Sae
Sae asked David Wong:

So, I'm an enormous fan of your work and want to say that all three of your books mean truckloads to me! Thank you! That said, I wanted to know if any of your future books will have LGBTQA characters (or if they already have and my mind is blanking)! FVaFS had a really diverse cast in terms of race, but it felt like pretty much everyone was straight and cisgender. Is this something you've thought about at all?

David Wong There haven't been among the main cast of the JDATE books, no. There are in Suits but it didn't come up in the plot. The dilemma that writers like me get into is we feel like if we're going to have a gay or trans character, that we need to devote an entire subplot to it, since how the characters react to, say, finding out a female friend is trans, helps define their personalities to the reader and you don't want it to just seem tacked on. So then if the "the boys find out their friend is gay" subplot gets cut, then so does that character. Which is stupid, it doesn't need to be a whole production, and the end result is that they just get excluded completely.

To give you an example of how I wind up overthinking this, there's also the issue of JDATE being a horror/comedy in which everyone in the universe is ridiculous and/or incompetent. It would be very easy for any scene with a trans character to come off like their gender identity is supposed to automatically be hilarious or terrifying. I definitely don't want that character to turn out to be a monster later - that would come off like cruel symbolism.
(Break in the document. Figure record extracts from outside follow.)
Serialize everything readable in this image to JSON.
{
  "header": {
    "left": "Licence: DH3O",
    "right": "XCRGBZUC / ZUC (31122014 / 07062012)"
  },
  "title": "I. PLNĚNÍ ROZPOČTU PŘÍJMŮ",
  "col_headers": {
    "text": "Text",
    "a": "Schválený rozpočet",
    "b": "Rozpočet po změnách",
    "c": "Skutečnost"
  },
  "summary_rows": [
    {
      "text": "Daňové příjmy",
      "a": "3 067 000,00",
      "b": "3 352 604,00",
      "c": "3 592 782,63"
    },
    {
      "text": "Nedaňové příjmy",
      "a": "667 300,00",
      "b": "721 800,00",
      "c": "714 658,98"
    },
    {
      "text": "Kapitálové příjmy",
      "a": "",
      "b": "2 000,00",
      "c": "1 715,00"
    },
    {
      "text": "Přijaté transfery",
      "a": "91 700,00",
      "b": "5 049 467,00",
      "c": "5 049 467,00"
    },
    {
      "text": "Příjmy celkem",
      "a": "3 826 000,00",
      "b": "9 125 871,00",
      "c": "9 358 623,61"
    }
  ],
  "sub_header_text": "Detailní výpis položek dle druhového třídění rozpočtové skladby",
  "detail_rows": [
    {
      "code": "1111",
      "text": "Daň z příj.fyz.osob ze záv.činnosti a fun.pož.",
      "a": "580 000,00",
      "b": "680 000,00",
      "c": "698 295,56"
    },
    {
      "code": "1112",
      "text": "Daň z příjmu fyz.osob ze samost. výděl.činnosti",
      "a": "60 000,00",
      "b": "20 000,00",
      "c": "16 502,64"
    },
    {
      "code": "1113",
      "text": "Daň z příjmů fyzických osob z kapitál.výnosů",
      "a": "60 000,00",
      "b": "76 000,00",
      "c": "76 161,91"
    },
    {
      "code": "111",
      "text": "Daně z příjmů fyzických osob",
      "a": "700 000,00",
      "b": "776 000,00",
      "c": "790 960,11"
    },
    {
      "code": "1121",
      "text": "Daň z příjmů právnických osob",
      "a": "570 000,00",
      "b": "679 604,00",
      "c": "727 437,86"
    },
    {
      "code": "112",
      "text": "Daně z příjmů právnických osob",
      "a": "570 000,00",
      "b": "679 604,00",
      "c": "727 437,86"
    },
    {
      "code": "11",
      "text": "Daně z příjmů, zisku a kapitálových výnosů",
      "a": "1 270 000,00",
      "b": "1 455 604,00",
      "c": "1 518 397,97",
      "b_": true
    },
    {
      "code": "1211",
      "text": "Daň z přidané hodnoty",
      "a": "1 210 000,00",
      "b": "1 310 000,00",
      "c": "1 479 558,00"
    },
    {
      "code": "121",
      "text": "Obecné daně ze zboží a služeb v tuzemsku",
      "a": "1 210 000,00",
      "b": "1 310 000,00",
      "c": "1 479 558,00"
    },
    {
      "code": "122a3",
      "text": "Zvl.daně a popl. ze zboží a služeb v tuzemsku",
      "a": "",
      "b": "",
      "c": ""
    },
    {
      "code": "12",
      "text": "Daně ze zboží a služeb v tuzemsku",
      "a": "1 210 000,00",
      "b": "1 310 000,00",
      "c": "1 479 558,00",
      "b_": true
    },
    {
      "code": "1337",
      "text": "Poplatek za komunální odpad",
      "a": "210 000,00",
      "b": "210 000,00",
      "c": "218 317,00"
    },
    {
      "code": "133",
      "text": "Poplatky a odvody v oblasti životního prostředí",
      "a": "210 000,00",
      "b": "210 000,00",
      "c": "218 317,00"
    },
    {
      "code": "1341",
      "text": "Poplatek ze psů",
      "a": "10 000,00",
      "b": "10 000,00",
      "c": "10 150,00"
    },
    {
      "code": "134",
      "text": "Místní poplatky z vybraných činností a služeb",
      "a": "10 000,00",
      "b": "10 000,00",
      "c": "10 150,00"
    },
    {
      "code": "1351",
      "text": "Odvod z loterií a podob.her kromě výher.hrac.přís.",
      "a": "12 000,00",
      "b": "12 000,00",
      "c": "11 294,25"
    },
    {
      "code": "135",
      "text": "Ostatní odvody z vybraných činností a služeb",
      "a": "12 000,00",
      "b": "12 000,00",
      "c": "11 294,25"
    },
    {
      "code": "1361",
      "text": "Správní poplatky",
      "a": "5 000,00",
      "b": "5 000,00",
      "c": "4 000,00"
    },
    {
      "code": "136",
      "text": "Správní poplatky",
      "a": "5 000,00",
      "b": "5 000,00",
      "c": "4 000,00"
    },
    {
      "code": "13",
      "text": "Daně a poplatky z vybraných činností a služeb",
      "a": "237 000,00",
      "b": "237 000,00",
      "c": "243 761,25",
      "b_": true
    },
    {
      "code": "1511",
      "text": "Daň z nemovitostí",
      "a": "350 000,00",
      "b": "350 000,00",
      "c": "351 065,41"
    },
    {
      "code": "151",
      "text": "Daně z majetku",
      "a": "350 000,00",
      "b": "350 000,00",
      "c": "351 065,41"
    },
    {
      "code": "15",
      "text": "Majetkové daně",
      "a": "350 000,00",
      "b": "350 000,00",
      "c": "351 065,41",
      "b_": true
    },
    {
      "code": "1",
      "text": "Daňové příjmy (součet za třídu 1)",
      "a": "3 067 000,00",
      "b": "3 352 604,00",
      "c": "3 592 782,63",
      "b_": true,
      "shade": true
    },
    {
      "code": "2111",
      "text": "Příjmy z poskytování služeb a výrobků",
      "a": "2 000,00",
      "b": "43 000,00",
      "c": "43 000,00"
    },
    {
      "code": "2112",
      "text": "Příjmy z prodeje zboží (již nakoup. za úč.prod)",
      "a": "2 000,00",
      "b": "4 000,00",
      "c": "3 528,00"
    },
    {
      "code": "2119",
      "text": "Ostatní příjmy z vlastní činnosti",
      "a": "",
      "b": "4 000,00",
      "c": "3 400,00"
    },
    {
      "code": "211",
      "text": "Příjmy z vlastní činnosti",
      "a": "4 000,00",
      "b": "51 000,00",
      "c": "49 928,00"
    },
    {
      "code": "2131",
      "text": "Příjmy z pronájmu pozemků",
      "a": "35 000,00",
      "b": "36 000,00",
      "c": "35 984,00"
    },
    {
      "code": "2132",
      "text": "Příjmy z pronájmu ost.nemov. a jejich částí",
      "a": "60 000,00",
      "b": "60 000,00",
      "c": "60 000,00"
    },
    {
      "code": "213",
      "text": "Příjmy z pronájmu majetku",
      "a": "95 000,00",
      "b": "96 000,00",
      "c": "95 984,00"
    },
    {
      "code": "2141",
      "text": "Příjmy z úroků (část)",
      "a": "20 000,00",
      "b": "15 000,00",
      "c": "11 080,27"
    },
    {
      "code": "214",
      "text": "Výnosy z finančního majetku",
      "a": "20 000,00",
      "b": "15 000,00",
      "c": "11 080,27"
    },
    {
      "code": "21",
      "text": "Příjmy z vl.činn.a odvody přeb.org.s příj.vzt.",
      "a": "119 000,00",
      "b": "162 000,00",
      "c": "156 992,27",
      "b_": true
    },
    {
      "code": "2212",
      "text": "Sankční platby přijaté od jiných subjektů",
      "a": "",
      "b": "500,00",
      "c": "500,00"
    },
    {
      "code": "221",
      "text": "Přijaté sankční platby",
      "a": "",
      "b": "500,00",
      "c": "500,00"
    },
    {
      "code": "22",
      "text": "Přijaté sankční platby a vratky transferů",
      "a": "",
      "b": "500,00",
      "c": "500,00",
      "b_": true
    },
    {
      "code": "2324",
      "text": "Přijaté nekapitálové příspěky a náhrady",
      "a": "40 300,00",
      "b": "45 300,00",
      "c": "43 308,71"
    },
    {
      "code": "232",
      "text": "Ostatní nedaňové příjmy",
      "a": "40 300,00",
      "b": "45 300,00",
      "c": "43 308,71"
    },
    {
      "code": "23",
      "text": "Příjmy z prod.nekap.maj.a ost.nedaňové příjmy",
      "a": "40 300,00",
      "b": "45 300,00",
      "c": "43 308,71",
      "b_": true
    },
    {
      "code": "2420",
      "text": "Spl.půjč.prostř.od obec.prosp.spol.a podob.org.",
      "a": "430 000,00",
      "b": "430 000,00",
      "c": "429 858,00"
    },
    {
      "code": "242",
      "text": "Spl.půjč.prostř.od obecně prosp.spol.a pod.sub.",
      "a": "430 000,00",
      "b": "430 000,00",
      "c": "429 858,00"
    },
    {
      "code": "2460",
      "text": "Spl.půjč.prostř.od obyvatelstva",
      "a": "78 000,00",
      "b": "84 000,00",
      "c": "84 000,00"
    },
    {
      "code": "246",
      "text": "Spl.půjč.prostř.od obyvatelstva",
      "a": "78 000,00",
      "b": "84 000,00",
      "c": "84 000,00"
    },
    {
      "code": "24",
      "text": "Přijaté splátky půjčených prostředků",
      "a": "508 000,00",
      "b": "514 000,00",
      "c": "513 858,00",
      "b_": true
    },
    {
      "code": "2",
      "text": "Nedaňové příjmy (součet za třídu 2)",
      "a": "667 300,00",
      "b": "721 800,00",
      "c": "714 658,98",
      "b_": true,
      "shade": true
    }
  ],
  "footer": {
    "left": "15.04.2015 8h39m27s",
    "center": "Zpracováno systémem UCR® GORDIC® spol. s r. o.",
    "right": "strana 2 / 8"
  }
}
Likewise, Suits takes place in a future that's got frightening elements if it's not an outright dystopia. So if I have a trans character there and everyone just accepts it as normal, half of the readers will think I've thrown that in as a cautionary, scary detail ("Yet another scary thing about the future!!! These deviants are accepted as NORMAL!!!"). This is also a book of flamboyant characters and exotic personalities - so I also don't want it coming off to the reader like I'm throwing that in as just another "weird" character ("And this MAN used to be a WOMAN! You never know what you'll see in Tabula Ra$a, friends!") which is how they've been portrayed in most Hollywood movies up to now. Again, I don't want that.

I want that to just be a part of who the character is, and to just move on. But the knowledge that half of the readers are going to be sitting there saying, "What is he trying to say here? What is his position on this issue?" makes me worry about it so much that I wind up just not touching the issue at all (which is really the worst possible way).